County council reassures Potters Bar bus users after service cuts
PUBLISHED: 17:55 20 March 2019
Bus users in Potters Bar have been reassured by the borough council that services in the town are unlikely to face further funding cuts.
A member of the public expressed his concern to Hertsmere borough councillors in a full council meeting on Wednesday, February 27.
Addressing environment and transport portfolio holder Seamus Quilty, Mr C Gray cited the loss of the 298 bus service between the Cranborne Industrial Estate and Darkes Lane, and the reduction of service on the section of the 242 bus service between Potters Bar and Cuffley.
Cllr Quilty said: “The funding of bus services is dealt with by Herts County Council.
“Officers have spoken to the county council who have advised they are not planning any changes to funding which would impact on services.”
Mr Gray emphasised the importance of bus services as a cheap means of public transport for residents who do not drive.
He said: “The 398 bus service which runs between Potters Bar and Borehamwood only runs until eight in the evening.
“As a member of the public who does not drive I am only able to attend a full council meeting by spending £15 to get home in a cab.
“I can only conclude that democracy in action in Hertsmere only works for those of us who can afford it.”
Herts County Council explained there were no plans to further reduce services.
Speaking about the 298 service, a council spokeswoman said: “The service was cut back to Potters Bar station from November 2017 but since then only minor adjustments have been made to the timetable (last April) to improve reliability.
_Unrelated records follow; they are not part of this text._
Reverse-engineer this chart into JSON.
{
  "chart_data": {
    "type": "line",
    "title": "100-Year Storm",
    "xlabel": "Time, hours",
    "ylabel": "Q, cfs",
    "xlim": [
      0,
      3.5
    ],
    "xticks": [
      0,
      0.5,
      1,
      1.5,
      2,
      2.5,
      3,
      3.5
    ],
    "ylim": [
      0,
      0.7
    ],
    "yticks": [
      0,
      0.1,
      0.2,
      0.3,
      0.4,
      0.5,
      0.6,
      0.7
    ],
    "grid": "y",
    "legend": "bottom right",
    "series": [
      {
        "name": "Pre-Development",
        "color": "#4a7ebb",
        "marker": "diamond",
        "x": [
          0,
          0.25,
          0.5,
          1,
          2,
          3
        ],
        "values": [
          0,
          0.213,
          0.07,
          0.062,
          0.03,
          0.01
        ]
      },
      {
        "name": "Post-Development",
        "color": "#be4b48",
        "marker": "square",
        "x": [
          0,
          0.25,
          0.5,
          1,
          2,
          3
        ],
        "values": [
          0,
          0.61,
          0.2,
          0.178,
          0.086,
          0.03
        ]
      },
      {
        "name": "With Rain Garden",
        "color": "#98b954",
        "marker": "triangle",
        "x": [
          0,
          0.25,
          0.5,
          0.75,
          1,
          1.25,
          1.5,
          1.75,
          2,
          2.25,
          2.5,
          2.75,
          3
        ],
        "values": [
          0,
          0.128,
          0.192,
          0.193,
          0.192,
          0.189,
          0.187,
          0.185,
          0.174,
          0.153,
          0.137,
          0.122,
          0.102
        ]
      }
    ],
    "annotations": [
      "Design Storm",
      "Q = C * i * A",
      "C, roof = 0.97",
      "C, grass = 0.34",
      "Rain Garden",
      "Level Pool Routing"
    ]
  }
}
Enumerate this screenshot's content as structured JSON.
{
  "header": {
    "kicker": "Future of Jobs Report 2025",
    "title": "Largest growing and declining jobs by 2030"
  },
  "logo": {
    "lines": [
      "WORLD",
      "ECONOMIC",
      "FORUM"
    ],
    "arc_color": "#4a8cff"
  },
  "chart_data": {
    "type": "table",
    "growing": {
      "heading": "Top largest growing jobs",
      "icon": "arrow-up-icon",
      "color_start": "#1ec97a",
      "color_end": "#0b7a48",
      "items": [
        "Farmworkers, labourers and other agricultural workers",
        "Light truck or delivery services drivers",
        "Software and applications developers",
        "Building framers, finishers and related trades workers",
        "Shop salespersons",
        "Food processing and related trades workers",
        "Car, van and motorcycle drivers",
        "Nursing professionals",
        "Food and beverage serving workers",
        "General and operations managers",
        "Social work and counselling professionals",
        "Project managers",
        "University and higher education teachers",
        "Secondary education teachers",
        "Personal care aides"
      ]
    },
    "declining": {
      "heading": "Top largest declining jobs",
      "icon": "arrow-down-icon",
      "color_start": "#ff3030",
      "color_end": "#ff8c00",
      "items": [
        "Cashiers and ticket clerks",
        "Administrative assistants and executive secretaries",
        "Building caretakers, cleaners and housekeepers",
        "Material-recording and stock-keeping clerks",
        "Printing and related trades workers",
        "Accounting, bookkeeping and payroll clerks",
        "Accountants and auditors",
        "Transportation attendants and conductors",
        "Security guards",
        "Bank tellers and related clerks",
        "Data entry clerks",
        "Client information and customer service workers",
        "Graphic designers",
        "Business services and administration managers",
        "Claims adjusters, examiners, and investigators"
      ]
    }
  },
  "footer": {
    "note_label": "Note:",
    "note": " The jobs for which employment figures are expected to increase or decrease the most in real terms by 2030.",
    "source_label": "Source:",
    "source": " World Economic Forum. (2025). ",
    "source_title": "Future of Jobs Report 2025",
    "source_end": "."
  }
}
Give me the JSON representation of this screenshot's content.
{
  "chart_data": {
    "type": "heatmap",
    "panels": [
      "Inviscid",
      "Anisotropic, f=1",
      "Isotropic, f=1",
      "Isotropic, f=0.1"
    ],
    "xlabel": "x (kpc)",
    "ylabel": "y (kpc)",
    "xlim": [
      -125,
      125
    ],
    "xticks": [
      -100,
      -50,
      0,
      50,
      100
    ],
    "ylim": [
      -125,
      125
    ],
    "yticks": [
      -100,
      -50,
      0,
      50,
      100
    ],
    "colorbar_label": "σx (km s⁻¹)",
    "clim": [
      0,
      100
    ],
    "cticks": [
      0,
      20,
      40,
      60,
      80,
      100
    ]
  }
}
“This service is operated under contract to TfL and the council does not contribute to its costs.”
Metroline, which runs the 242 service, said: “The timetable for Route 242 was reduced in scope in February 2018. The service between Cuffley and Potters Bar was reduced to peak hours only, with two trips around lunchtime for crew change purposes and to provide a limited shopping service.
“The reductions reflected low passenger loadings, and as Herts County Council were unable to support any extra daytime trips, Metroline took the decision to concentrate resources on the section of route where reasonable numbers of passengers do travel.”